All through the movie, Kubrick's genius shines. Right from the names of the characters to the dialogues, he makes a point everytime that sheds considerable light on politics, the male ego, and nuclear war in general. Especially the attention paid to the dialogues ('Gentlemen, please don't fight. This is the War Room') is memorable.
The performances are great. Peter Sellers does a triple role and is perfect for each one of them. I personally liked George Scott's performance the best as the paranoid, gum chewing General Turgidson.
It is astonishing how much research Kubrick put into the making of the movie. It was released during the peak of the Cold War, in 1964. The Cuban Missile Crisis had just passed in 1962 and JFK had been assasinated the year before. The world was in great political and social turmoil. Kubrick manages to capture many major aspects of the period in the movie. Most remarkable is the technical research which he did. He read many of the best known books on Atomic Energy and Nuclear War, including the 600 page 'On Thermonuclear War' by Herman Kahn. Incidentally, this book is another landmark book which came out at the same time, which paradoxically talked about the manageable effects of even all out thermonuclear war. (More on it some other time). Kubrick researched the construction of the interior of a B-52 bomber for the movie, using meager information available from public sources.
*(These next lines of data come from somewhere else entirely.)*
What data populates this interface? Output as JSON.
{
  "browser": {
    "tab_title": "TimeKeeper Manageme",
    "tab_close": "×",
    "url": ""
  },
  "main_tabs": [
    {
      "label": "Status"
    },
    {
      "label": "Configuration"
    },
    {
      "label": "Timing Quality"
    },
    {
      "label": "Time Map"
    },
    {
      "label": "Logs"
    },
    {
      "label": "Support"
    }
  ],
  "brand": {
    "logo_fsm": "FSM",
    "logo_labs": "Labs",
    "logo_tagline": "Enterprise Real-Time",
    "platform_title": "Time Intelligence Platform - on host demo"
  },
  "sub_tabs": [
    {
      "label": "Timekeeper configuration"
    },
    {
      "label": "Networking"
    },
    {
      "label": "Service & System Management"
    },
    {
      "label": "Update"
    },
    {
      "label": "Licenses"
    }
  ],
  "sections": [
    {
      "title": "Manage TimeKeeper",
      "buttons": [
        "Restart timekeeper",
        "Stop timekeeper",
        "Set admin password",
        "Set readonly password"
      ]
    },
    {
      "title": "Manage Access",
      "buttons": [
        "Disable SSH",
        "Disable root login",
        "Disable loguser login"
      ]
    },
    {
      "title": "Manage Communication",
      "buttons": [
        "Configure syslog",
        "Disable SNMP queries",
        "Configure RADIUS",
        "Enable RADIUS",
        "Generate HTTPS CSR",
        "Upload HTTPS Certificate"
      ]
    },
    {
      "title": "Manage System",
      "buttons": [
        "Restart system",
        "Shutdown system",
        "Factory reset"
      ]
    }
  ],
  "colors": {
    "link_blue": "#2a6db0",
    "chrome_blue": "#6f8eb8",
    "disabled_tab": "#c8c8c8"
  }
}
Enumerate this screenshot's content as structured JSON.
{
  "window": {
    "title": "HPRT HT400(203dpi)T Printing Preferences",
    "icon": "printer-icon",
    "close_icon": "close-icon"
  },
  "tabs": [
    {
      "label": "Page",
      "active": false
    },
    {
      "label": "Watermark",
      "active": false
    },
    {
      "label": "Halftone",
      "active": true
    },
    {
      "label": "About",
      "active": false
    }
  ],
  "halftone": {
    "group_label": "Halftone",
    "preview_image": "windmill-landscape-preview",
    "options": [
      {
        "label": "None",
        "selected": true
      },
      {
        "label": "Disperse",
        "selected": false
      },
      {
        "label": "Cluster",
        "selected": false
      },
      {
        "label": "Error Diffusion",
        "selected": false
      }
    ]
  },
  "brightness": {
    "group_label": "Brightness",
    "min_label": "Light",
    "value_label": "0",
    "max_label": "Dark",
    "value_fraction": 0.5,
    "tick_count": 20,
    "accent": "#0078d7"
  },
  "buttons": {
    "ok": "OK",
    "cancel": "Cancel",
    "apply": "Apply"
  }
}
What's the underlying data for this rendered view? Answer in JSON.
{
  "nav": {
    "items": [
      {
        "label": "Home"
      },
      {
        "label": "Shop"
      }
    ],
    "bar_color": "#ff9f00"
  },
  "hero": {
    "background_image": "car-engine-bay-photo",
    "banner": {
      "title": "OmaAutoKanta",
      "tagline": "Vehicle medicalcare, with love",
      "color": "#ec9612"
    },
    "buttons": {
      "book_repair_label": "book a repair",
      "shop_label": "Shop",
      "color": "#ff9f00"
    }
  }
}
At the time, it was the world's top bomber, and every detail about it was classified. However, Kubrick's conception of it as gleaned from public sources was so accurate that within a few days, he had the FBI come in and question and threaten him.
This movie is a tribute to Kubrick's brilliance not only as a director, but also as a responsible citizen and as someone who had keen insight into politics and human nature. But most importantly, the sarcasm of the movie is very much valid even today, when the threat of nuclear war is as real as ever (actually more so because terrorists now possess WMDs) masked behind prosperity and peace as it may appear.


Blogger Sumedha said...

Well I dunno about Kubrick (hated Eyes Wide Shut),but Peter Sellers is always a major draw :-)
It's funny how Hitler and Co. thought they could do better than natural selection, isn't it?

9:34 PM  
Blogger Nikhil K said...

Wassup? Are the submissions over? One intersting pint about the hacker subculture is thatthey are maybe the first ever group to be so closely knit by a common philosophy and ideology. Being geographically dispersed, the hacker diaspora normally exhibits a reamrka;e cohesion. Reminds me of the Knights Templars and The Knights Hospitallers and the French ForeignLegion.